Energy landscape of vertically anisotropic polymer blend films toward highly efficient Polymer Light-Emitting Diodes (PLEDs)
Research output: Contribution to journal › Article › peer-review
- University of Cambridge
A blend of two hole-dominant polymers is created and used as the light emissive layer in light-emitting diodes to achieve high luminous efficiency up to 22 cd A−1. The polymer blend F81− xSYx is based on poly(9,9-dioctylfluorene) (F8) and poly(para-phenylene vinylene) derivative superyellow (SY). The blend system exhibits a preferential vertical concentration distribution. The resulting energy landscape modifies the overall charge transport behavior of the blend emissive layer.
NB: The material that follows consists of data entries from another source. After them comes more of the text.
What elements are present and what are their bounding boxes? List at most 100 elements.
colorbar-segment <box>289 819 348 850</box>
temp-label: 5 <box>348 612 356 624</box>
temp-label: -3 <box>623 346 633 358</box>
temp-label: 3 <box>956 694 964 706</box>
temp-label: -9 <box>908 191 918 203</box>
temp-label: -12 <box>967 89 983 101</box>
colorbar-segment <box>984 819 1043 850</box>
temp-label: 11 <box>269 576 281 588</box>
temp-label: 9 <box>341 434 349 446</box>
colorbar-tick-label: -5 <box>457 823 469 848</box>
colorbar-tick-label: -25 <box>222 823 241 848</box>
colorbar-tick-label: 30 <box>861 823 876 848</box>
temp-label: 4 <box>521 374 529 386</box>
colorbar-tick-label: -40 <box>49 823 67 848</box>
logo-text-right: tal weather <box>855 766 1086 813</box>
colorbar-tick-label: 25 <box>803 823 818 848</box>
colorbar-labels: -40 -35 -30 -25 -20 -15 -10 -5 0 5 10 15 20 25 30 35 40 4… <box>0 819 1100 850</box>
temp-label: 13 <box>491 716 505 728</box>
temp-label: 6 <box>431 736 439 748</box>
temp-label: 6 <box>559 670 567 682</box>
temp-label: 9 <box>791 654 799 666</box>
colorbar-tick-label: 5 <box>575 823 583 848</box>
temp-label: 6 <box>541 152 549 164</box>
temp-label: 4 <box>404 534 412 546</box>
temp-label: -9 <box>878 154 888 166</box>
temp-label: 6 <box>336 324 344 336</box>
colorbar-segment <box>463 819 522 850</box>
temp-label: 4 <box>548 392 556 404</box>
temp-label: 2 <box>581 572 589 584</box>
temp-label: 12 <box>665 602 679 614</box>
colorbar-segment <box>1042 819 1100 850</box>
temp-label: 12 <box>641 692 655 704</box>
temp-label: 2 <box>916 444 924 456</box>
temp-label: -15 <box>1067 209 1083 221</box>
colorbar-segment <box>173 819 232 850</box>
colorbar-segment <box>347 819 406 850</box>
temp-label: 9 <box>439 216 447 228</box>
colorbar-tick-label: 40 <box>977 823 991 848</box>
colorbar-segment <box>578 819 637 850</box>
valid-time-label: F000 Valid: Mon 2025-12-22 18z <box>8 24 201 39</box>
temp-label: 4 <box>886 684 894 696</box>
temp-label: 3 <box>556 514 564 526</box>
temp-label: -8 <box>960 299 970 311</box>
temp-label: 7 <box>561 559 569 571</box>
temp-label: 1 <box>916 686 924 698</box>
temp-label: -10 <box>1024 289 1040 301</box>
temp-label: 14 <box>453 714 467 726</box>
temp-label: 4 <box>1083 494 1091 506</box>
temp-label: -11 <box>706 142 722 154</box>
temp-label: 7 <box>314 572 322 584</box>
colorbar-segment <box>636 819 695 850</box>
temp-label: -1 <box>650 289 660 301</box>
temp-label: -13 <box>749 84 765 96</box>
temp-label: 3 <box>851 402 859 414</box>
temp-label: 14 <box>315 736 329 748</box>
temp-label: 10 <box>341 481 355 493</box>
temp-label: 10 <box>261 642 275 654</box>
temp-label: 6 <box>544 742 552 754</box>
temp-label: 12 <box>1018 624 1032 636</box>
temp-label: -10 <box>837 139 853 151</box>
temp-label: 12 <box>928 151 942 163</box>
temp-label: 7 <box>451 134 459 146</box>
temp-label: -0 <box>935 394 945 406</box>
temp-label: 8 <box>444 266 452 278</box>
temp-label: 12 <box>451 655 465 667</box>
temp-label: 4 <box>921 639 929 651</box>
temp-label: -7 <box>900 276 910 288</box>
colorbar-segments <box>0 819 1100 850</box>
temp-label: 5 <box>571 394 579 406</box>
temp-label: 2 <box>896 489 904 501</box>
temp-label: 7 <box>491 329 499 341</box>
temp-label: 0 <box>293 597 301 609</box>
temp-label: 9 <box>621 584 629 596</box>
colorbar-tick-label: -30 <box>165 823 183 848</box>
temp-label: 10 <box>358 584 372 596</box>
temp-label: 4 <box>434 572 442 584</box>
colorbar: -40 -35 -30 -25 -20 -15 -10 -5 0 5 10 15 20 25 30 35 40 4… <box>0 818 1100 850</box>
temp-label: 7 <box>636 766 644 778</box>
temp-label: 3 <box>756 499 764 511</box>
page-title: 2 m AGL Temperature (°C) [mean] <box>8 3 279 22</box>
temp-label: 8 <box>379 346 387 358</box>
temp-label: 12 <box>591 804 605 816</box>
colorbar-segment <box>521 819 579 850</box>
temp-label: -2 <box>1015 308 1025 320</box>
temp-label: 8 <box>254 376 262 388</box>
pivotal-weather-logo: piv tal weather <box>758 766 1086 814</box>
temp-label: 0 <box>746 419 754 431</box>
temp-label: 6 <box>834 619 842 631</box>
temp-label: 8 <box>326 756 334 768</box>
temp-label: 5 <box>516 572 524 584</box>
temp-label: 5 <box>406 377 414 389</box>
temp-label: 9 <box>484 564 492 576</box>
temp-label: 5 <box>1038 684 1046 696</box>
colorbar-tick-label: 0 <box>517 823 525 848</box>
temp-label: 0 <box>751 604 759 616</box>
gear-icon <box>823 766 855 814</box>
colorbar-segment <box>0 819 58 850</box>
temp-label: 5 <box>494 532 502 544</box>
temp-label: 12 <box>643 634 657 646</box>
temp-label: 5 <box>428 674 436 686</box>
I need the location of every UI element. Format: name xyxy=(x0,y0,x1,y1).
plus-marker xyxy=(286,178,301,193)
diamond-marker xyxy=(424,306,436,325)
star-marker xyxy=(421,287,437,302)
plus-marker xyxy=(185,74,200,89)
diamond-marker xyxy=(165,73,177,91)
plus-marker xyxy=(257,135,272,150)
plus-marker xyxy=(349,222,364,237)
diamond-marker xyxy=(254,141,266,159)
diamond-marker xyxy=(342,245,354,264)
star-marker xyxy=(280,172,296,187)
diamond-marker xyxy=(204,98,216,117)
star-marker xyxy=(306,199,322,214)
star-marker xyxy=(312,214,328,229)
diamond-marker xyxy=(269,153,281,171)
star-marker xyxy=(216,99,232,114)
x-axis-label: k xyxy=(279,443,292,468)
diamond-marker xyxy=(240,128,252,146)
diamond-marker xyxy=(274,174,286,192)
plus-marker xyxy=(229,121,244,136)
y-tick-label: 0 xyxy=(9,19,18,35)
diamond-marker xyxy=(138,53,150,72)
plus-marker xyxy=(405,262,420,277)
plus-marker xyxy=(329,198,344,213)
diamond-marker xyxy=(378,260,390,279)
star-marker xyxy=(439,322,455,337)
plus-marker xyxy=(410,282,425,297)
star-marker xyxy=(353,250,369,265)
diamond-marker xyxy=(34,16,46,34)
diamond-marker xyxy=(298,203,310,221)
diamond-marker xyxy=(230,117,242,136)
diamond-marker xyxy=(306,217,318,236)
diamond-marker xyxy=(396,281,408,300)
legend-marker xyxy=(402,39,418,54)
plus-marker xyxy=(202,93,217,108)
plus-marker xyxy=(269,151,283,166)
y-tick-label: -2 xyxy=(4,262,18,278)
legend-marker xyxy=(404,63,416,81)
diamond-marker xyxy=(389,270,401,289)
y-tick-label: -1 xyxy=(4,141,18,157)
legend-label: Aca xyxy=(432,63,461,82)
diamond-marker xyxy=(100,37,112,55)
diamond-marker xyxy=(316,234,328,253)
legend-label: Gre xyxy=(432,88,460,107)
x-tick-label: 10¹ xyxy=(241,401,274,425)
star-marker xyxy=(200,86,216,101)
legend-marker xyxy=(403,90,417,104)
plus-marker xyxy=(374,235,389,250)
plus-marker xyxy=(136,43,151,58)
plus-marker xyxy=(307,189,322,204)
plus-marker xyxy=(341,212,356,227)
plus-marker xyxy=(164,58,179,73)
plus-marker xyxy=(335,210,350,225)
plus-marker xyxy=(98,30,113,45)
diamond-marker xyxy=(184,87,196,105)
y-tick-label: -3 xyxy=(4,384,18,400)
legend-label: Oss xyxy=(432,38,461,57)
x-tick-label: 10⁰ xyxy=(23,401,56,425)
The large difference between the highest unoccupied molecular orbital levels of F8 (5.8 eV) and SY (5.3 eV) introduces hole traps at SY sites within the F8 polymer matrix. This slows down the hole mobility and facilitates a balance between the transport behavior of both the charge carriers. The balance due to such energy landscape facilitates efficient formation of excitons within the emission zone well away from the cathode and minimizes the surface quenching effects. By bringing the light-emission zone in the middle of the F81− xSYx film, the bulk of the film is exploited for the light emission. Due to the charge trapping nature of SY molecules in F8 matrix and pushing the emission zone in the center, the radiative recombination rate also increases, resulting in excellent device performance.